Note that there are multiple possible ways to document dataclass attributes, all
of which are supported by the automatic helptext generator.
"""
import dataclasses
import enum
import dcargs
class OptimizerType(enum.Enum):
ADAM = enum.auto()
SGD = enum.auto()
@dataclasses.dataclass
class OptimizerConfig:
# Variant of SGD to use.
type: OptimizerType
# Learning rate to use.
learning_rate: float = 3e-4
# Coefficient for L2 regularization.
weight_decay: float = 1e-2
@dataclasses.dataclass
class ExperimentConfig:
experiment_name: str # Experiment name to use.
optimizer: OptimizerConfig
seed: int = 0
"""Random seed.

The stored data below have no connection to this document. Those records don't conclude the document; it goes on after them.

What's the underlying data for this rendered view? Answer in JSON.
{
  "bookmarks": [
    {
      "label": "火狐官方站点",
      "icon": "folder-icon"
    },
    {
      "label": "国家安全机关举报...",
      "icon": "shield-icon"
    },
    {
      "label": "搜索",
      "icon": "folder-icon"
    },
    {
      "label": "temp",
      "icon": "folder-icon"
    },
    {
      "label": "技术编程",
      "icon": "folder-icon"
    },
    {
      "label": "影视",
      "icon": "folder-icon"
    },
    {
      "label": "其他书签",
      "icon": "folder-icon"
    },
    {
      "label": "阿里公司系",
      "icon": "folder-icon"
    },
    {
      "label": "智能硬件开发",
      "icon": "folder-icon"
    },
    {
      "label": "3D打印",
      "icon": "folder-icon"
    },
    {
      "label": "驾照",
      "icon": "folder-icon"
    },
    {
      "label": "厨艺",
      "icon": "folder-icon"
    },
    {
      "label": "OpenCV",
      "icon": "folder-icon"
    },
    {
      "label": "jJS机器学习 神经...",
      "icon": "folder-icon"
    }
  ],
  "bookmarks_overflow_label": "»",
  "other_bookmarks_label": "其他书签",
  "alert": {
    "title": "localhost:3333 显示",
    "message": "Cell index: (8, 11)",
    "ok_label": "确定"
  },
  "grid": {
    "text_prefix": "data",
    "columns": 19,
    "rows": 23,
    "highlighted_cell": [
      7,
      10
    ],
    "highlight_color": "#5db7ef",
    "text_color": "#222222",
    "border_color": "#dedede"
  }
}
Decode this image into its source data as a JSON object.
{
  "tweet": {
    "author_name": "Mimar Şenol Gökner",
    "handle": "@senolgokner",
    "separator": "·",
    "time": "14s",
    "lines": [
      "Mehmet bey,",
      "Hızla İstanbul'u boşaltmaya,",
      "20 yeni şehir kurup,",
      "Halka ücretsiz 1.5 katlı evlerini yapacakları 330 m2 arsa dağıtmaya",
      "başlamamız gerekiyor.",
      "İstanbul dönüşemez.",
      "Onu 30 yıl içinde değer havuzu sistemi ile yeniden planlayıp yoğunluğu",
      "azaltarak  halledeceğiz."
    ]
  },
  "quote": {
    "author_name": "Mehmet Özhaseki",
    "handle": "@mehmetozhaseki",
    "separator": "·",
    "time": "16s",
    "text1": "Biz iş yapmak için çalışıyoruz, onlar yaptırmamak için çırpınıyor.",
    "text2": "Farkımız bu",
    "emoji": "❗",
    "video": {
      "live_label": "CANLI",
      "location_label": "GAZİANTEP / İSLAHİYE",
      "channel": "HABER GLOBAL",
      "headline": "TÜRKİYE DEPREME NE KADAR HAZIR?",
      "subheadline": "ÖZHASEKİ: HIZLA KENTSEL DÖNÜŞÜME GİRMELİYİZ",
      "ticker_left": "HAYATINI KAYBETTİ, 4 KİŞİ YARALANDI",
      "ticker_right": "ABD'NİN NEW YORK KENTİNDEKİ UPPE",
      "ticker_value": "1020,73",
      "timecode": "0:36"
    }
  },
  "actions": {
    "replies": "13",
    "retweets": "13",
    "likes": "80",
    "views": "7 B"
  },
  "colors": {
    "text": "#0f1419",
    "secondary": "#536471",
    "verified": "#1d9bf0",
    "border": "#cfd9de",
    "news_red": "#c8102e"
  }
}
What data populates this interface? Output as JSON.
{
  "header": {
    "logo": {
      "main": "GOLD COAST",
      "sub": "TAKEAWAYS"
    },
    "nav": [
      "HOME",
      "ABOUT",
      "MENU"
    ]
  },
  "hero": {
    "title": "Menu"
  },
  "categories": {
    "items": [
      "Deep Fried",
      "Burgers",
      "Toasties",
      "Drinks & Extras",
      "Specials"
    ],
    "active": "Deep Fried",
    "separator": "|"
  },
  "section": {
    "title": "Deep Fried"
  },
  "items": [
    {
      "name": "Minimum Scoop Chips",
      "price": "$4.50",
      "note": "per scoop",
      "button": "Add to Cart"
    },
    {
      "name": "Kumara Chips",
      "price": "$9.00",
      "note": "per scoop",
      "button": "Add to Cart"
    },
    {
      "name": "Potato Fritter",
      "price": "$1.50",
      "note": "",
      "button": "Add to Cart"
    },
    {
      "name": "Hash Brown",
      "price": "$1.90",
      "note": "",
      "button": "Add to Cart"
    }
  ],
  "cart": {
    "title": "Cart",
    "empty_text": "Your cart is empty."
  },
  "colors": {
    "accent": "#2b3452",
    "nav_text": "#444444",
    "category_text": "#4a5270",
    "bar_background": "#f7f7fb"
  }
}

This is helpful for making sure that our experiments are
all reproducible!"""
if __name__ == "__main__":
config = dcargs.parse(ExperimentConfig, description=__doc__)
print(config)
Generates the following argument parser:
$ python example.py --help
usage: example.py [-h] --experiment-name STR --optimizer.type {ADAM,SGD} [--optimizer.learning-rate FLOAT]
[--optimizer.weight-decay FLOAT] [--seed INT]
An argument parsing example.
Note that there are multiple possible ways to document dataclass attributes, all
of which are supported by the automatic helptext generator.
optional arguments:
-h, --help show this help message and exit
--optimizer.learning-rate FLOAT
Learning rate to use. (default: 0.0003)
--optimizer.weight-decay FLOAT
Coefficient for L2 regularization. (default: 0.01)
--seed INT Random seed. This is helpful for making sure that our experiments are
all reproducible! (default: 0)
required arguments:
--experiment-name STR
Experiment name to use.
--optimizer.type {ADAM,SGD}
Variant of SGD to use.
Examples of additional features can be found in our unit tests.